Wednesday, October 7, 2009

Ask For A Team Commitment In Software Iteration Planning

During an iteration planning meeting, I ask the team, “Can you commit to delivering the features we’ve discussed?”  Notice that the question I ask is not “Can you commit to delivering the tasks we’ve identified?”  That is a very different question and a far weaker commitment because it is a commitment to complete a set of tasks rather than a commitment to deliver new functionality.

If new tasks are discovered during the iteration (and they almost certainly will be), a team that is committed to delivering the new functionality described by a user story will try to complete the new tasks as well.  A team that committed to only an individual list of tasks may not.  In either case, it is possible that the newly discovered tasks will take long enough that they cannot be completed during the iteration.  In that case, the team will need to discuss the situation with the product owner and see if there is still a way to meet the iteration goal; they may need to reduce the functionality of a story or drop one entirely.

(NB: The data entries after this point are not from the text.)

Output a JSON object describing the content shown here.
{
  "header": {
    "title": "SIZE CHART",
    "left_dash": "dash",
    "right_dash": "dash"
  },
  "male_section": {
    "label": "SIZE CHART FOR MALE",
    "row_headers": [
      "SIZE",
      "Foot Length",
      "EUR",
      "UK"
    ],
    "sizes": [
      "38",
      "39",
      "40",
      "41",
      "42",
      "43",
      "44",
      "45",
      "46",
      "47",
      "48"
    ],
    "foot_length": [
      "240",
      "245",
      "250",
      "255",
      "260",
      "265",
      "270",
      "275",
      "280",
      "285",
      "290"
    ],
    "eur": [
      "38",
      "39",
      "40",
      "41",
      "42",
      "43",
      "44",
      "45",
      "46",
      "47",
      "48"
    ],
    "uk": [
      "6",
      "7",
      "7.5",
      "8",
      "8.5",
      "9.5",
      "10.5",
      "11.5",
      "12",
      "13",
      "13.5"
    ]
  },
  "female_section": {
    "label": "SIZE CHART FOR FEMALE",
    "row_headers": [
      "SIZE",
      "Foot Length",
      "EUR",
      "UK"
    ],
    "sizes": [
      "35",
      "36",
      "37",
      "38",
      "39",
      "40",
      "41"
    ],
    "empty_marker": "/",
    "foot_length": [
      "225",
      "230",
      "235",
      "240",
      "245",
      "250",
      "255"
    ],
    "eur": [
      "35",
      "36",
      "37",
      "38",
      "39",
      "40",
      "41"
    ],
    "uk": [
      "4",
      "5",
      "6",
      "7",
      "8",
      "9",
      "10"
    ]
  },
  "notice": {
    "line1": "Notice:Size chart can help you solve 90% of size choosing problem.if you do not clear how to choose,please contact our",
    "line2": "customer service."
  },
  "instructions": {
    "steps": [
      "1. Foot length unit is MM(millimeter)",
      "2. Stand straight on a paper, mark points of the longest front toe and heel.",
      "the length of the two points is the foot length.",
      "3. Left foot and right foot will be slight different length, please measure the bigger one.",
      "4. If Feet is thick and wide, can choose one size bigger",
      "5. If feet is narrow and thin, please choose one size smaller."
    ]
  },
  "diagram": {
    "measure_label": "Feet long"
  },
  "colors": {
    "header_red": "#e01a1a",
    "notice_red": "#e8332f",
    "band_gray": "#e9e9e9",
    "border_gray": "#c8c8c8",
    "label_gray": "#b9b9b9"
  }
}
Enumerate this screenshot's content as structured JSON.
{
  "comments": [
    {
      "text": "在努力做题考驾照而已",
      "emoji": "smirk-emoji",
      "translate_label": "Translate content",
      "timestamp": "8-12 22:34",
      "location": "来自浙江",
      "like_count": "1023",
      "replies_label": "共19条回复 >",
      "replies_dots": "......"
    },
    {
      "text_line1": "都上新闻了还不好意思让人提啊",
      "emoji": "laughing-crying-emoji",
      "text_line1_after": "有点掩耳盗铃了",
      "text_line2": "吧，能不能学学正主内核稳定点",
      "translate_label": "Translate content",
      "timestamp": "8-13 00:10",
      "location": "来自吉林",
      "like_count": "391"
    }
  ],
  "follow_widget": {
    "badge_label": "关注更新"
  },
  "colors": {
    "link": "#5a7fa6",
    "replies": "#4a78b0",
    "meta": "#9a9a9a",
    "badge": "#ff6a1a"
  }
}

I ask a team if they can commit after each user story is split into tasks and the tasks are estimated.  For the first few tasks, the commitment will be easy to gain as the amount of time to complete the tasks is rather small.  But as the meeting progresses and as more user stories are brought into the iteration, the answer to my question, “Can you commit?” begins to require some thought.  Eventually, we reach a point where the team cannot commit any further.  If they cannot, they may choose to drop a story and replace it with a smaller one before finishing.